Clarendon had totally misread the situation. The killings were revenge attacks locally motivated. The starving masses were in no condition to revolt despite all the wild language of the revolutionaries.
Defeat in a cabbage patch
This was put to the test that summer when the MP and Young Ireland leader William Smith O’Brien, a descendant of Brian Boru, the high king of Ireland toured the country trying to gather an army. In Tipperary 6,000 turned up, mostly unarmed, some with improvised pikes, but all but 500 melted away when they discovered he had not brought food with him.
After a week he was left with a force of 38 men of whom 18 had pikes and 20 guns with one charge of powder each. In addition around 80 men and women had agreed to throw stones.
The climax of the rebellion came in a cabbage patch outside a farmhouse near the village of Ballingarry occupied by police. Smith O’Brien’s was trying to broker terms for the police to withdraw when some of the rebels threw stones at the windows. They in turn opened fire killing one rebel and causing the others to flee.
The 1848 “rebellion” had turned out to be no more than a scuffle but it was to have fateful consequences. Blight had struck again and Clarendon’s pleas for assistance were doomed. Lord Russell warned him: “The course of English benevolence is frozen by insult, calumny and rebellion.

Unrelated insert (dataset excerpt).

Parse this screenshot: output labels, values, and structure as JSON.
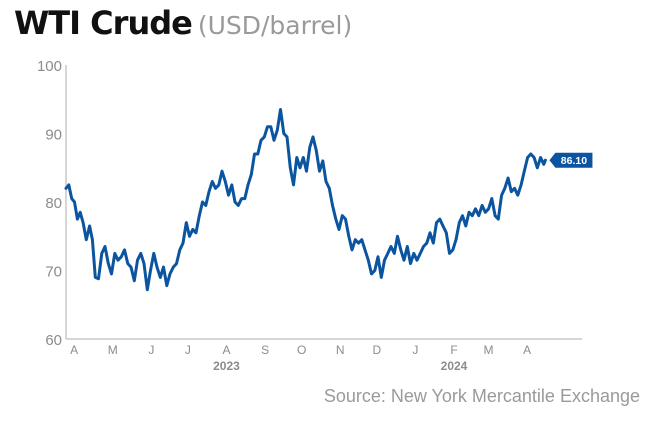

Talking treason, begging for sympathy
An editorial in The Times newspaper added: “In no other country have men talked treason until they are hoarse and then gone about begging for sympathy from their oppressors.”
Ireland was to be abandoned to the doctrine of “operation of natural causes” whatever the cost.
Clarendon did not give up. He fought unsuccessfully with his colleagues in government, he despatched agricultural experts across Ireland to help improve farming techniques, and in 1849 he decided that the best way to improve relations and gain more sympathy for his cause was to invite Queen Victoria to Ireland. She came, and fell in love with the country. But the trip made no difference. She had prestige, but no political influence and corpses continued to litter the sides of the roads and laneways.
Ireland did not prove to be a political graveyard for Clarendon, despite his going on to incur the wrath of the Orange Order for his stance over the bloodshed at Dolly’s Brae, an early “contentious” Orange parade that resulted in the death of around 20 Catholic Ribbonmen.
Some things, it would seem never change: alienating all parties in Ireland has never been an impediment to advancement at Westminster. Clarendon became Foreign Secretary, and was a key political figure in Whig and later Liberal circles until his sudden death in 1870.